De ce fait, Hush ne ressemble plus qu'à un méchant comme les autres, d'autant que son temps de présence à l'écran n'est pas folichon, ce qui ne nous permet pas de vraiment faire connaissance avec lui ou de mesurer sa dangerosité. Bref, tout ceci reste très artificiel et vain, au final.

 

photo Batman HushHush, un méchant qui en sait beaucoup

 

CHUT ALORS !

Sur le plan technique, ce Batman : Silence figure dans la moyenne basse des productions direct-to-video de Warner et DC. Si le design est plutôt correct, l'animation, quant à elle, est un peu plus rigide qu'attendue et ne se permet quelques envolées fluides qu'en de rares moments d'action qui, du coup, dénotent un peu avec l'ensemble.

 

photo Batman HushLe Joker va prendre très cher

 

Si l'ambiance est là, elle perd beaucoup en tension, en étouffement et en poids comparée au comics. Tout semble un peu trop propre et gentil pour une histoire de ce calibre. Par contre, on note quelques décors dépouillés particulièrement perturbants tant ils dénotent avec le design parfois bien travaillé de certains personnages et de l'ensemble.

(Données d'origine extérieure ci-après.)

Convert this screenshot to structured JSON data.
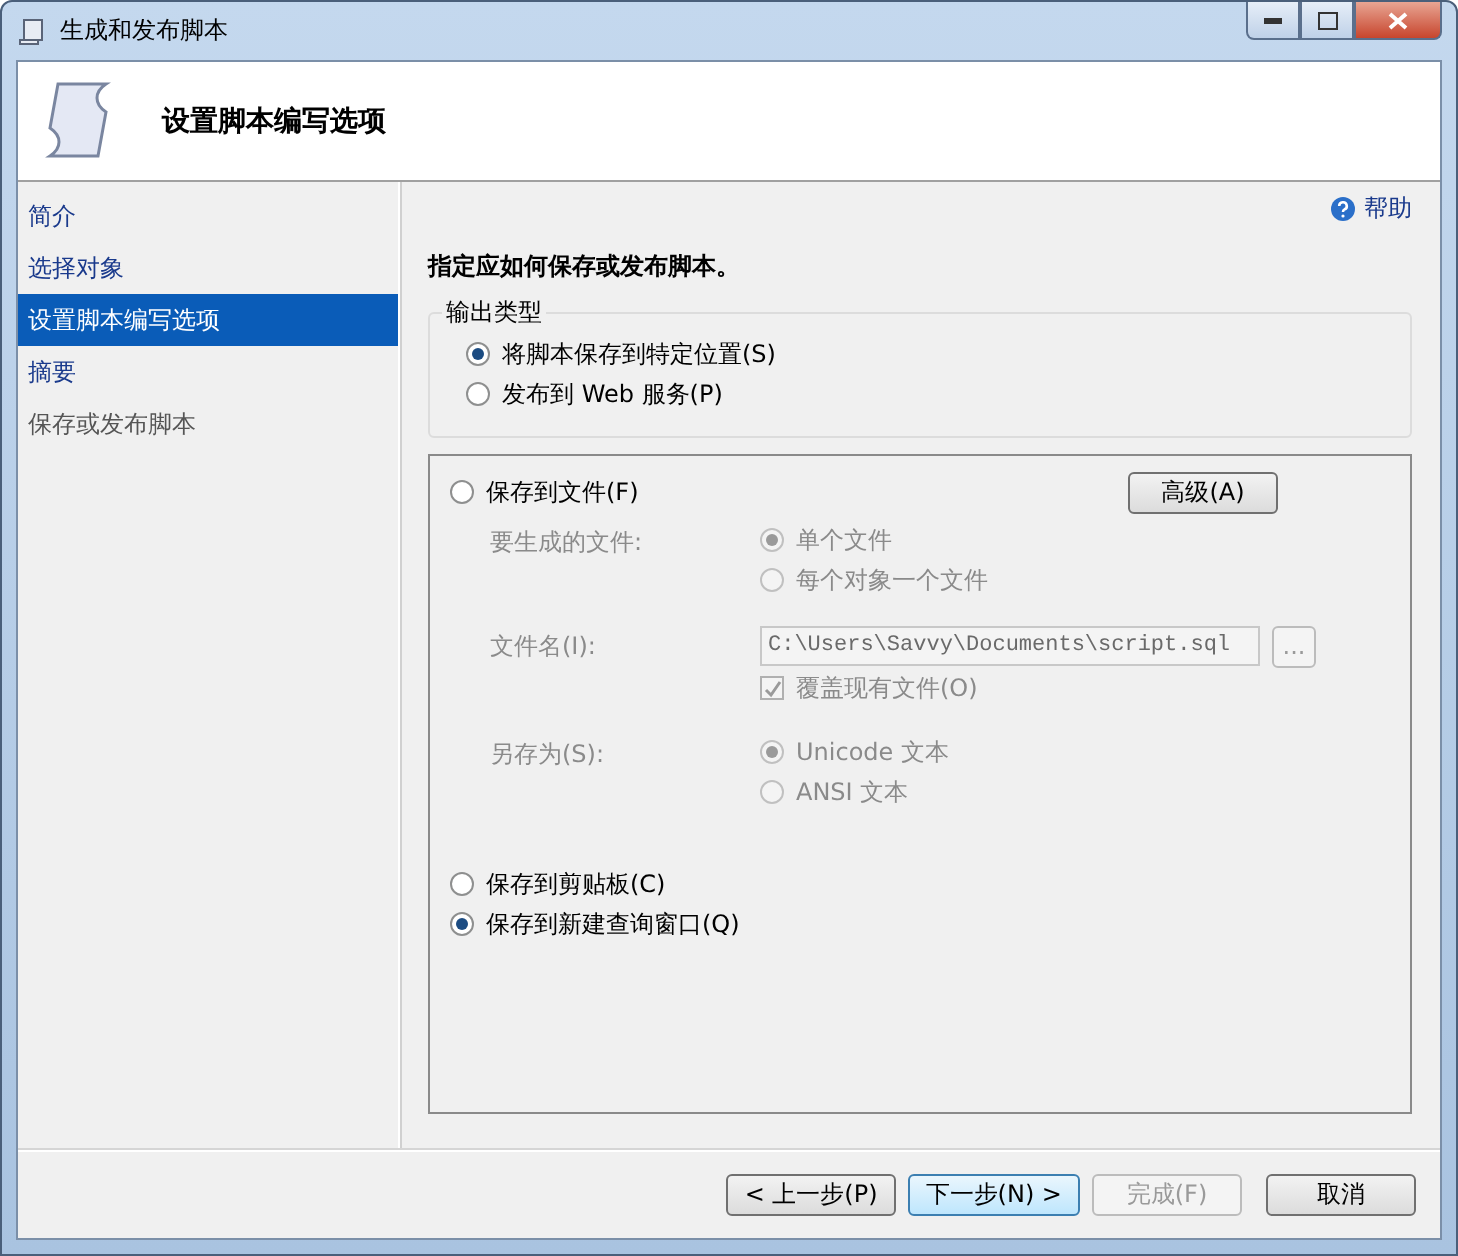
{
  "window": {
    "title": "生成和发布脚本"
  },
  "header": {
    "title": "设置脚本编写选项"
  },
  "sidebar": {
    "items": [
      {
        "label": "简介",
        "selected": false,
        "disabled": false
      },
      {
        "label": "选择对象",
        "selected": false,
        "disabled": false
      },
      {
        "label": "设置脚本编写选项",
        "selected": true,
        "disabled": false
      },
      {
        "label": "摘要",
        "selected": false,
        "disabled": false
      },
      {
        "label": "保存或发布脚本",
        "selected": false,
        "disabled": true
      }
    ]
  },
  "help": {
    "label": "帮助"
  },
  "instruction": "指定应如何保存或发布脚本。",
  "output_type": {
    "legend": "输出类型",
    "options": [
      {
        "label": "将脚本保存到特定位置(S)",
        "selected": true
      },
      {
        "label": "发布到 Web 服务(P)",
        "selected": false
      }
    ]
  },
  "destination": {
    "save_to_file": {
      "label": "保存到文件(F)",
      "selected": false
    },
    "advanced_button": "高级(A)",
    "file_options": {
      "disabled": true,
      "files_to_generate": {
        "label": "要生成的文件:",
        "options": [
          {
            "label": "单个文件",
            "selected": true
          },
          {
            "label": "每个对象一个文件",
            "selected": false
          }
        ]
      },
      "file_name": {
        "label": "文件名(I):",
        "value": "C:\\Users\\Savvy\\Documents\\script.sql",
        "browse": "..."
      },
      "overwrite": {
        "label": "覆盖现有文件(O)",
        "checked": true
      },
      "save_as": {
        "label": "另存为(S):",
        "options": [
          {
            "label": "Unicode 文本",
            "selected": true
          },
          {
            "label": "ANSI 文本",
            "selected": false
          }
        ]
      }
    },
    "clipboard": {
      "label": "保存到剪贴板(C)",
      "selected": false
    },
    "query_window": {
      "label": "保存到新建查询窗口(Q)",
      "selected": true
    }
  },
  "buttons": [
    {
      "label": "< 上一步(P)",
      "disabled": false,
      "focused": false
    },
    {
      "label": "下一步(N) >",
      "disabled": false,
      "focused": true
    },
    {
      "label": "完成(F)",
      "disabled": true,
      "focused": false
    },
    {
      "label": "取消",
      "disabled": false,
      "focused": false
    }
  ]
}
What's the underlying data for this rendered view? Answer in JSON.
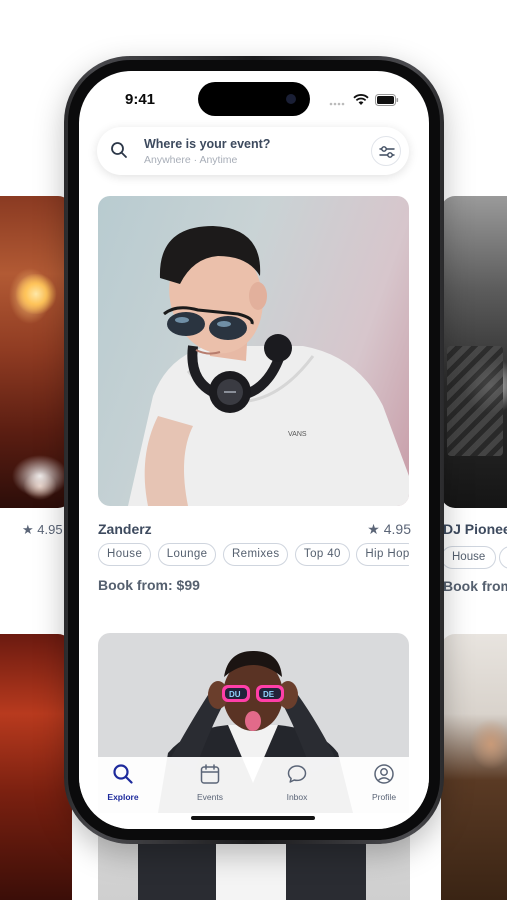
{
  "status_bar": {
    "time": "9:41"
  },
  "search": {
    "title": "Where is your event?",
    "subtitle": "Anywhere · Anytime"
  },
  "featured_card": {
    "name": "Zanderz",
    "rating": "4.95",
    "tags": [
      "House",
      "Lounge",
      "Remixes",
      "Top 40",
      "Hip Hop"
    ],
    "price_label": "Book from: $99"
  },
  "left_card": {
    "rating": "4.95"
  },
  "right_card": {
    "name": "DJ Pionee",
    "tags": [
      "House",
      "L"
    ],
    "price_label": "Book from"
  },
  "glasses_text": "DU DE",
  "tabbar": {
    "items": [
      {
        "label": "Explore",
        "icon": "search-icon",
        "active": true
      },
      {
        "label": "Events",
        "icon": "calendar-icon",
        "active": false
      },
      {
        "label": "Inbox",
        "icon": "chat-bubble-icon",
        "active": false
      },
      {
        "label": "Profile",
        "icon": "user-circle-icon",
        "active": false
      }
    ]
  },
  "colors": {
    "accent": "#1d2a9c",
    "text": "#3d4a5e",
    "muted": "#a8aeb8",
    "border": "#cfd5de"
  }
}
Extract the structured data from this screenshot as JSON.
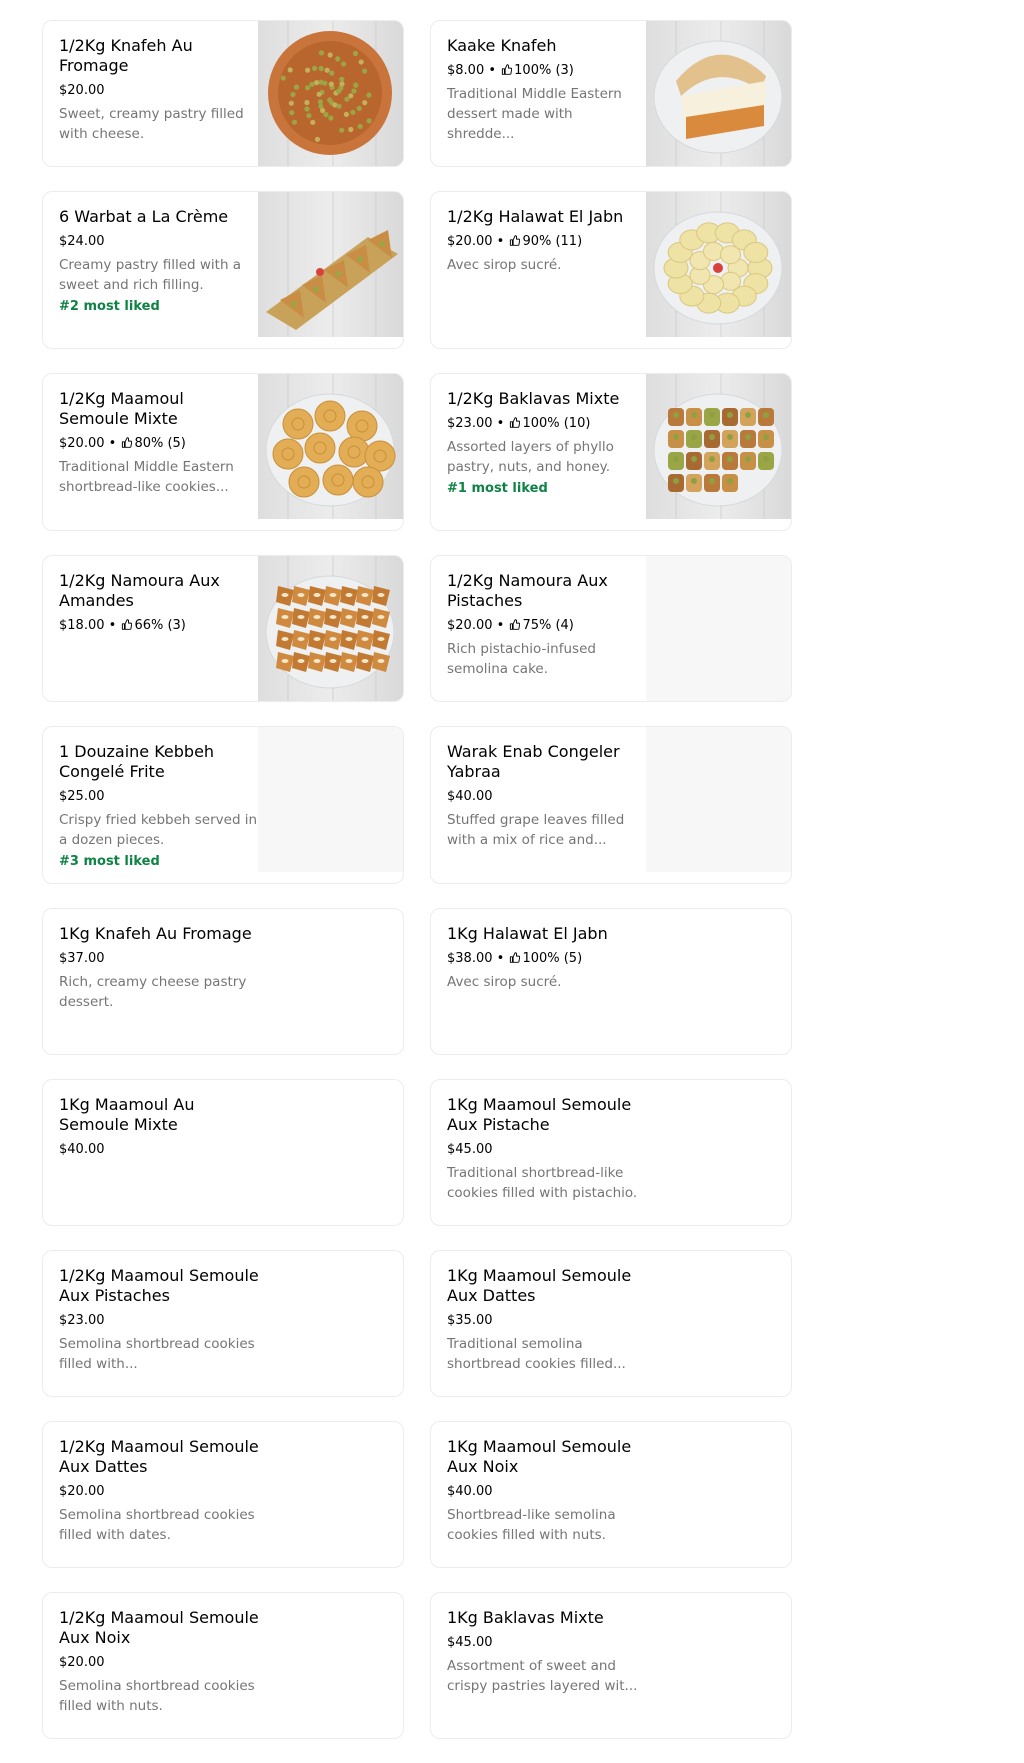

Qu'il s'agisse du fond ou de la forme, ce Batman : Silence semble avoir été produit dans la précipitation et avec fainéantise. Alors que l'histoire originale exigeait un traitement 4 étoiles, le film ne donne pas vraiment l'impression de se fouler pour nous offrir un spectacle digne de ce nom. Cela dit, il constitue une bonne introduction aux spectateurs qui ne connaissent pas encore Hush. Mais la lecture du comics en deviendra encore plus obligatoire.

 

visuel DVD

Résumé

Parce qu'il transforme beaucoup d'éléments essentiels de son matériau d'origine, Batman : Silence est une grosse déception tout comme une aventure douloureusement anecdotique pour notre héros. On aurait aimé un traitement à la hauteur de sa légende et faite avec davantage de passion dans son exécution. Dommage.

 

commentaires

Dc comics
13/08/2019 à 22:21

Le journaliste ne sait pas de quoi il parle car ce film fait partit de de l'univers dc anime qui a debuté avec le film justice league guerre the Killing Joke et under the red hood ne font pas partie de cette univers .

Zed
13/08/2019 à 18:55

J’ai pas lu le comics mais j’ai trouvé le film trop fan service. Ils ont calé Bane, catwoman, le joker, le sphynx gueule d’argile, poison ivy, superman, lex luthor, nightwing, robin, harley queen, ainsi qu’une revue des autres mechants (Pingouin, double face, etc) pour qu’au final ca perde du sens... l’introduction du chirurgien complètement inutile car elle est ambiguë (On pense qu’il est hush) mais disparaît complètement et le scénario et plus une exposition des galeries de persos ( y a meme le changement de costume pour Batman) qu’une histoire continue et logique. Ils ont coché toutes les cases de l’univers mais oublié la trame narrative. Dommage

Number6
07/08/2019 à 12:27

Et crotte, encore raté. Autant j'aime bien leur création originale, comme il le faisait au début, autant leurs adaptations de comics sont foireuses. Ils auraient pu adapter la renaissance d'un côté, et de l'autre faire sous forme de Elseworld one shot l'adaptation des comics cultes. Le règne des supermen, celui ci visiblement... Quand on est sur la renaissance, ça passe encore, mais mettre tout cela dans la même time-line. Bon après même gaslight je n'ai pas aimé. Dans leur derniers efforts, seul les tortues et ninja sortent pour moi du lot, car complètement one shot et elseworld.